What is the derivative of $y=1-5^{-x}$.
Any help is greatly appreciated!

I have tried using logs, but I don't think it is correct;

$$y=1-5^{-x}$$ $$\ln(y)=\ln(1) +x\ln(5)$$ $$y =x\ln(5)$$ and hence $$y' =\frac{x}5 $$

Answer 1

You can solve the problem using the idea of logs but note that the equality you wrote is wrong.
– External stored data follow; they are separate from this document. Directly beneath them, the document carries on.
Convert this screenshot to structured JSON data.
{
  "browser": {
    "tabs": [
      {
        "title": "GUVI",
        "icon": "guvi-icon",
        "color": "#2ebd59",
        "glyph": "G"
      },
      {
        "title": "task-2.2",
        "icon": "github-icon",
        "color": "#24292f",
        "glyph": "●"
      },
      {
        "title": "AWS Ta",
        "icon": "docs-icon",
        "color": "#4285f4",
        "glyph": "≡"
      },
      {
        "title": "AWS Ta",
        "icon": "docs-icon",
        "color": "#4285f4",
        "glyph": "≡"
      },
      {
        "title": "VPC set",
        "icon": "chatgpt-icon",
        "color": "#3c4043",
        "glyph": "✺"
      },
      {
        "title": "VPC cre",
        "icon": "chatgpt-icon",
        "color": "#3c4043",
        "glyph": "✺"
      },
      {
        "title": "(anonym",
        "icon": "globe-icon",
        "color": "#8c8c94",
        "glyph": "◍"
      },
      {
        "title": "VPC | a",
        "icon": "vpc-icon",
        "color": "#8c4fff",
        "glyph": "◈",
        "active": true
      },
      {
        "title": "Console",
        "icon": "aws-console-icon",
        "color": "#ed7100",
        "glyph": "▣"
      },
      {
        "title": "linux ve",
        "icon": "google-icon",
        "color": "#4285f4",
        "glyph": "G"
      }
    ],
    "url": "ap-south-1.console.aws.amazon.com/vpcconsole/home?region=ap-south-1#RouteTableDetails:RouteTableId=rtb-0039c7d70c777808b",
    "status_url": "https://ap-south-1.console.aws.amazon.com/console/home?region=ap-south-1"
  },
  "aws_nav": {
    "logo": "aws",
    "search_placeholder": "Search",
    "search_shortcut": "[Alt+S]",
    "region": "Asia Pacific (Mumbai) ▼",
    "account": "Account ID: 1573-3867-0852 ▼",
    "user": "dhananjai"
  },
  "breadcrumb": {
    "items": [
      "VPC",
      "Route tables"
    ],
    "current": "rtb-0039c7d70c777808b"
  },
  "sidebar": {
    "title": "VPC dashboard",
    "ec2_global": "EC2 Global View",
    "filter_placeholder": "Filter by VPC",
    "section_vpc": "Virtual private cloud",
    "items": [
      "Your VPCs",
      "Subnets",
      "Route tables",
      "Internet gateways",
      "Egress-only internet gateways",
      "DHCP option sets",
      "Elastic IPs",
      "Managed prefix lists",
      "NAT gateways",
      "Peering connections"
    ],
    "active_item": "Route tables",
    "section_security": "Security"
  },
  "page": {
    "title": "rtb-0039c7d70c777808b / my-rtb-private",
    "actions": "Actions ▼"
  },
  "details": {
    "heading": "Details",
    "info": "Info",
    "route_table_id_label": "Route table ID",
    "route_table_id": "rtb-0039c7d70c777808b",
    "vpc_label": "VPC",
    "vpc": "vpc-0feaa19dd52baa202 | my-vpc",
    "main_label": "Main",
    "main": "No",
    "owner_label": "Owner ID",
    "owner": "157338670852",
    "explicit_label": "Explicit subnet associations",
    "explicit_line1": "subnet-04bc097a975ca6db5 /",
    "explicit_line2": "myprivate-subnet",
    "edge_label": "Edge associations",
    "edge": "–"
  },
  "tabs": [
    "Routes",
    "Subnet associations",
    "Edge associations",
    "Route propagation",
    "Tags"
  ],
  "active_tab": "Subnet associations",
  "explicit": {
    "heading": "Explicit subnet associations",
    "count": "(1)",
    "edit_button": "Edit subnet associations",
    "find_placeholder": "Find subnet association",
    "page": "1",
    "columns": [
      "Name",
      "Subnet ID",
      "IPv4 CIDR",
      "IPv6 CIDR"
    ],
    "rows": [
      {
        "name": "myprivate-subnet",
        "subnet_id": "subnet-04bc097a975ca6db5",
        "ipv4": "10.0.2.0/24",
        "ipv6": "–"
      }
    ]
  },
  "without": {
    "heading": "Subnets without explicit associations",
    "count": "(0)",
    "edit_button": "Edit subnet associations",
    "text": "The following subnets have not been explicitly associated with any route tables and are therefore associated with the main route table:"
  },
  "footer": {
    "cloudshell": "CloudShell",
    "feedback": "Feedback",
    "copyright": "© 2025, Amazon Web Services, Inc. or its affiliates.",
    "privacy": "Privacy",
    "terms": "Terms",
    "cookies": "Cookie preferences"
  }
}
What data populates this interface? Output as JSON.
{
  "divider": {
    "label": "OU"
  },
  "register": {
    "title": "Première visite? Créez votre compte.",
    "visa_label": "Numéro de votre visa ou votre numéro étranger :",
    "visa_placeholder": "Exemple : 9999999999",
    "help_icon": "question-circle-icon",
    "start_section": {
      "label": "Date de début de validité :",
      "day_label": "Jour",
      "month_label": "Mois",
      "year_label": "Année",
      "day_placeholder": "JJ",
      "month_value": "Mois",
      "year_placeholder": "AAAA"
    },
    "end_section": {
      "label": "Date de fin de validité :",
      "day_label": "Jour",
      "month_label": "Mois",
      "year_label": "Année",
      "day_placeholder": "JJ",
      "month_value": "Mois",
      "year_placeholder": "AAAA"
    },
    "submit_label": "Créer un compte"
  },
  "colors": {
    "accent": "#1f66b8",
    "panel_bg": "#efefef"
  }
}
You have

$$ f(x) = 1 - 5^{-x} = 1 - e^{\ln(5^{-x})} = 1 - e^{-x \ln{5}} $$

and so using the chain rule you have

$$ f'(x) = - e^{-x \ln {5}} \cdot \left( -x \ln{5} \right)' = -e^{-x \ln {5}} (-\ln{5}) = e^{-x \ln{5}} \ln{5} = 5^{-x} \ln {5}.$$

Answer 2

$$1-5^{-x}$$

$$=(1)'-(5^{-x})'$$

Now use the chain rule:

$\color{gray}{\frac{d}{dx}(5^{-x})=\frac{d5^{\varphi}}{d\varphi}\frac{d\varphi}{dx},\text{where }\varphi=-x\text{ and } \frac{d}{d\varphi}(5^{\varphi})=5^{\varphi}\ln(5)}$

$$=0-5^{-x}\ln(5)(-x)'$$

$$=\boxed{\color{red}{5^{-x}\ln(5)}}$$

Answer 3

Recall that

1. The derivative of a constant is 0, and,
2. The derivative of a sum is the sum of the derivative, then

\begin{align} f'(x) &= (1)' - (5^{-x})' \\ &= -(e^{-x\ln(5)})' \\ &= -(e^{-x\ln(5)})(-\ln(5)) \\ &= (e^{-x\ln(5)})(\ln(5)) \\ &= (5^{-x})(\ln(5)) \end{align}

Answer 4

you should use formula $\frac{da^x}{dx}=a^x\ln |a|$ then

$\frac{d}{dx}(1-5^{-x})=\frac{d}{dx}(1)-\frac{d}{dx}(5^{-x})=0-5^{-x}\ln 5(-1)=5^{-x}\ln 5$

Answer 5

You need to use the rule that if $$ f(x) = a^x\quad\quad (a>0) $$ then $$ f'(x) = \ln(a)a^x. $$ Now you have the function $5^{-x}$, but this is just $$ 5^{-x} = \left(\frac{1}{5}\right)^x. $$ So if $f(x) = 5^{-x}$, then $$ f'(x) = \ln(1/5)\left(\frac{1}{5}\right)^x = -\ln(5)5^{-x}. $$

Answer 6

If the rule for differentiating $a^x$ confuses you, you can rearrange for $x$ instead:

$$1 - y = 5^{-x}$$ $$-\frac{1}{\ln 5} \ln(1 - y) = x$$

and now using implicit differentiation:

$$-\frac{1}{\ln 5} \frac{-1}{1 - y} \frac{dy}{dx} = 1$$ $$\frac{dy}{dx} = (\ln 5) (1-y)$$ $$=(\ln 5) \ 5^{-x}$$

as we earlier said that $1 - y = 5^{-x}$.